In the PDA medium used as an untreated control, the growth of Sclerotium rolfsi was observed, but contaminating bacteria and contaminating fungi were also observed at the same time (FIG. 7). In the case of soil samples, the growth of various contaminating fungi was observed on PDA medium, and on tomato stems where disease symptoms were observed, mycelial growth of Sclerotium rolfsi was observed on two out of five PDA medium. Mycelial growth of Sclerotium rolfsi was observed in cucumber stem and fruit samples, but growth of contaminating bacteria was also observed. On the other hand, in the selective medium PDArts, it was confirmed that the mycelium of Sclerotium rolfsi selectively grew on tomato stems and cucumber stems and fruits without mycelial growth of contaminating fungi. Additionally, selective mycelial growth was observed in soil samples.
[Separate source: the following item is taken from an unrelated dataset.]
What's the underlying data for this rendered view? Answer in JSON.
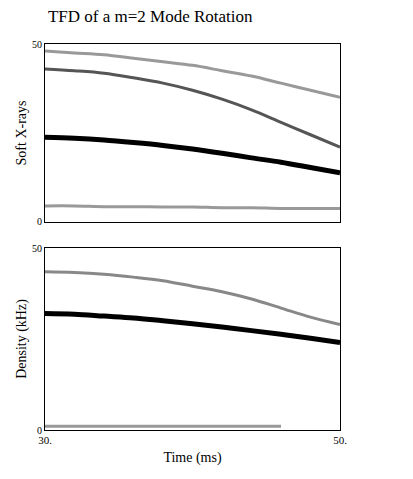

Therefore, by using PDArts medium, which is the selective medium composition of the present invention, it was possible to selectively culture and isolate mycelia or sclerotia of Sclerotium fungi from plant stems, fruits, or soil samples. In addition, when the PDArts selective medium was not sufficient to selectively culture and isolate contaminating fungi, it was confirmed that fungi of the Sclerotium genus could be selectively isolated and cultured using the WAarts selective medium.

Claims (7)

A selective medium composition for the detection and isolation of Sclerotium sp. fungi containing rifampicin, benzimidazole antifungal ingredients, and an antimicrobial surfactant in a basic medium,
The basic medium is potato dextrose agar, malt extract agar, or water agar,
A selective medium composition for the detection and isolation of fungi of the genus Sclerotium, wherein the antimicrobial surfactant is sodium lauryl sulfate or sodium dodecylbenzenesulfonate. delete delete delete The selective medium composition according to claim 1, wherein the benzimidazole-based antifungal ingredient is carbendazim, benomyl, thiophanate-methyl, or thiabendazole. delete Detecting and isolating sclerotia or mycelia of Sclerotium sp. fungi, comprising the step of culturing a plant or soil sample suspected of being infected with fungi on the selective medium composition of paragraph 1. method.